Why theorists love place cells
While there’s interesting theoretical work on many areas of the brain, place cells (alongside visual cells) seem to garner the attention of a disproportionate number of theorists. With all of this confusion regarding the true nature and purpose of place cells, why do theorists spend so much time on them? While there’s certainly several reasons (wealth of experimental data, well-researched properties), I suspect that it’s because place cells offer something that very few neurons in the cortex offer: readily interpretable information at a cellular level. Often the neurons we study are clearly involved in something, but the significance and information content of individual neurons can be difficult or impossible to tease out, so we are forced to make statements about large groups of neurons and their statistics. Place cells freely display at least a significant subset of the information they are storing—it’s clear that their firing rates are directly connected to locations in space in some way. So even if we don’t have the complete story, place cells still offer a unique look at information processing in individual neurons.

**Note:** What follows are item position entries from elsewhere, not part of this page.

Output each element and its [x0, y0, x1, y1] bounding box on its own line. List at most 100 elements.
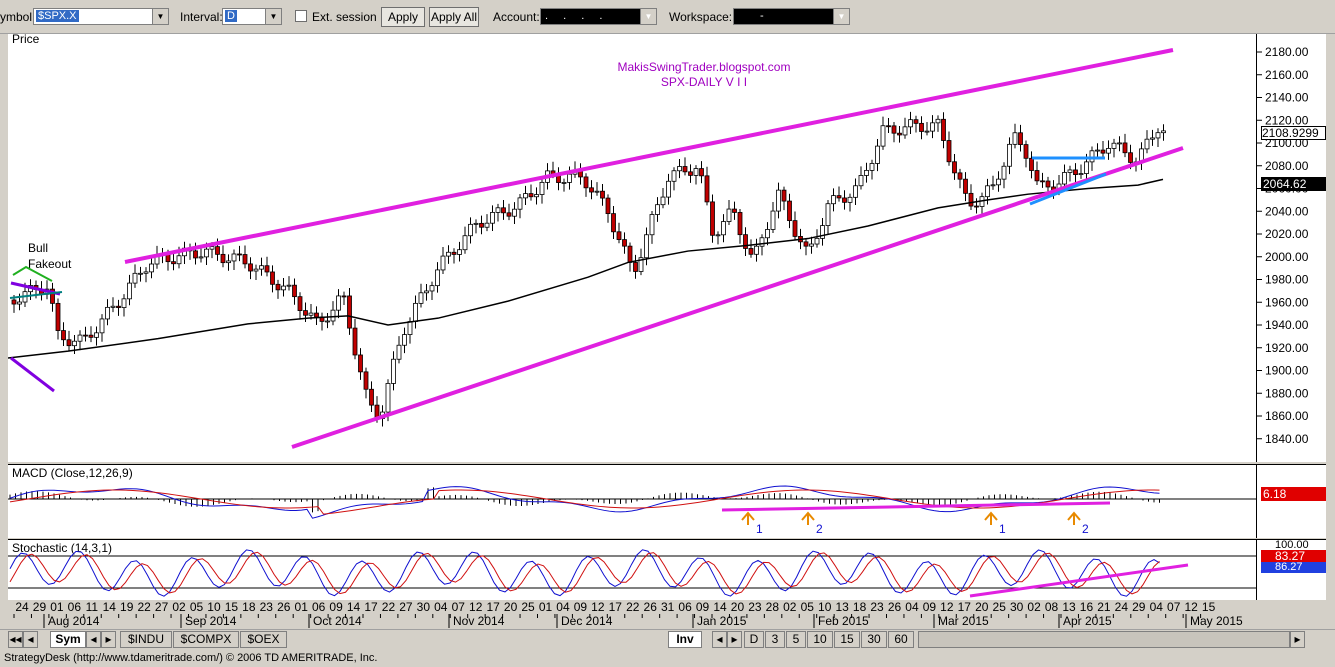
candle-up — [281, 285, 286, 291]
date-tick-label: 09 — [696, 600, 710, 614]
price-chart[interactable]: Price MakisSwingTrader.blogspot.com SPX-… — [8, 34, 1256, 462]
price-axis[interactable]: 2180.00 2160.00 2140.00 2120.00 2100.00 2080.… — [1256, 34, 1326, 462]
interval-5[interactable]: 5 — [786, 631, 806, 648]
date-tick-label: 18 — [242, 600, 256, 614]
interval-60[interactable]: 60 — [888, 631, 914, 648]
macd-chart[interactable]: MACD (Close,12,26,9) 1 2 1 2 — [8, 465, 1256, 538]
price-panel[interactable]: Price MakisSwingTrader.blogspot.com SPX-… — [8, 34, 1256, 462]
candle-down — [1128, 152, 1133, 163]
account-value[interactable]: . . . . — [545, 10, 609, 22]
chevron-down-icon[interactable]: ▼ — [833, 9, 849, 24]
candle-up — [231, 253, 237, 262]
candle-down — [66, 339, 72, 347]
symbol-value[interactable]: $SPX.X — [36, 10, 79, 22]
chevron-down-icon[interactable]: ▼ — [265, 9, 281, 24]
interval-15[interactable]: 15 — [834, 631, 860, 648]
tab-oex[interactable]: $OEX — [240, 631, 287, 648]
price-tick-label: 1900.00 — [1265, 364, 1309, 378]
candle-down — [270, 271, 275, 285]
date-tick-label: 17 — [958, 600, 972, 614]
next-icon[interactable]: ▸ — [101, 631, 116, 648]
interval-3[interactable]: 3 — [765, 631, 785, 648]
candle-up — [985, 185, 990, 198]
stochastic-panel[interactable]: Stochastic (14,3,1) — [8, 539, 1256, 600]
tab-indu[interactable]: $INDU — [120, 631, 172, 648]
macd-mark-label: 1 — [999, 522, 1006, 536]
account-combo[interactable]: . . . . ▼ — [540, 8, 657, 25]
stochastic-chart[interactable]: Stochastic (14,3,1) — [8, 540, 1256, 600]
date-tick-label: 28 — [766, 600, 780, 614]
date-tick-label: 17 — [609, 600, 623, 614]
interval-10[interactable]: 10 — [807, 631, 833, 648]
candle-down — [952, 161, 957, 174]
orange-arrow-icon — [984, 511, 998, 525]
candle-up — [1095, 149, 1100, 152]
horizontal-scrollbar[interactable] — [918, 631, 1290, 648]
date-tick-label: 22 — [137, 600, 151, 614]
candle-down — [11, 299, 17, 305]
candle-down — [88, 334, 94, 338]
macd-histogram — [9, 487, 1160, 513]
candle-down — [297, 296, 303, 311]
candle-up — [1001, 165, 1007, 180]
price-tick-label: 1840.00 — [1265, 432, 1309, 446]
price-tick-label: 1940.00 — [1265, 318, 1309, 332]
candle-up — [875, 145, 880, 164]
candle-down — [292, 284, 297, 298]
ext-session-checkbox[interactable] — [295, 10, 307, 22]
prev-page-icon[interactable]: ◂ — [23, 631, 38, 648]
date-tick-label: 15 — [1202, 600, 1216, 614]
apply-all-button[interactable]: Apply All — [429, 7, 479, 27]
prev-interval-icon[interactable]: ◂ — [712, 631, 727, 648]
interval-value[interactable]: D — [225, 10, 237, 22]
candle-down — [363, 371, 369, 390]
workspace-value[interactable]: - — [760, 10, 764, 22]
prev-icon[interactable]: ◂ — [86, 631, 101, 648]
candle-down — [506, 212, 512, 217]
date-tick-label: 05 — [801, 600, 815, 614]
chevron-down-icon[interactable]: ▼ — [152, 9, 168, 24]
candle-down — [116, 305, 121, 309]
candle-up — [462, 235, 468, 251]
candle-up — [567, 173, 572, 183]
macd-panel[interactable]: MACD (Close,12,26,9) 1 2 1 2 — [8, 464, 1256, 538]
interval-combo[interactable]: D ▼ — [222, 8, 282, 25]
annotation-fakeout: Fakeout — [28, 257, 72, 271]
left-drawing-toolbar[interactable] — [0, 34, 8, 599]
stochastic-title: Stochastic (14,3,1) — [12, 541, 112, 555]
candle-up — [94, 332, 99, 338]
candle-up — [402, 334, 407, 346]
orange-arrow-icon — [741, 511, 755, 525]
interval-d[interactable]: D — [744, 631, 764, 648]
date-tick-label: 04 — [556, 600, 570, 614]
candle-up — [110, 305, 116, 308]
next-interval-icon[interactable]: ▸ — [727, 631, 742, 648]
tab-sym[interactable]: Sym — [50, 631, 86, 648]
tab-compx[interactable]: $COMPX — [173, 631, 239, 648]
candle-up — [336, 295, 341, 311]
date-tick-label: 10 — [207, 600, 221, 614]
date-tick-label: 29 — [33, 600, 47, 614]
date-tick-label: 09 — [329, 600, 343, 614]
apply-button[interactable]: Apply — [381, 7, 425, 27]
candle-down — [633, 262, 638, 272]
workspace-combo[interactable]: - ▼ — [733, 8, 850, 25]
candle-up — [105, 306, 110, 320]
tab-inv[interactable]: Inv — [668, 631, 702, 648]
candle-up — [1012, 132, 1018, 145]
scroll-right-icon[interactable]: ▸ — [1290, 631, 1305, 648]
candle-up — [127, 282, 132, 300]
candle-up — [149, 263, 154, 273]
symbol-combo[interactable]: $SPX.X ▼ — [33, 8, 169, 25]
first-page-icon[interactable]: ◂◂ — [8, 631, 23, 648]
stoch-tick-100: 100.00 — [1275, 539, 1309, 551]
right-scrollbar[interactable] — [1325, 34, 1335, 599]
bottom-tab-bar: ◂◂ ◂ Sym ◂ ▸ $INDU $COMPX $OEX Inv ◂ ▸ D… — [0, 629, 1335, 650]
price-tick-label: 2020.00 — [1265, 227, 1309, 241]
chevron-down-icon[interactable]: ▼ — [640, 9, 656, 24]
interval-30[interactable]: 30 — [861, 631, 887, 648]
stoch-value-2: 86.27 — [1261, 562, 1326, 573]
date-tick-label: 29 — [1132, 600, 1146, 614]
date-tick-label: 31 — [661, 600, 675, 614]
candle-down — [369, 388, 374, 406]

And besides, place cells are cool.
* Coffee: a cortado (espresso with a little steamed milk) and a cold brew soda at the wonderful James Coffee Co. in San Diego, California
1. While place cells have been observed in humans, a vast majority of place cell experimentation has been in rats and mice, so we’ll just talk about that. Extrapolation in science always needs justification, and while some properties of place cells likely show up in both cases, research in human subjects is sparse and we can’t just assume that all properties carry over.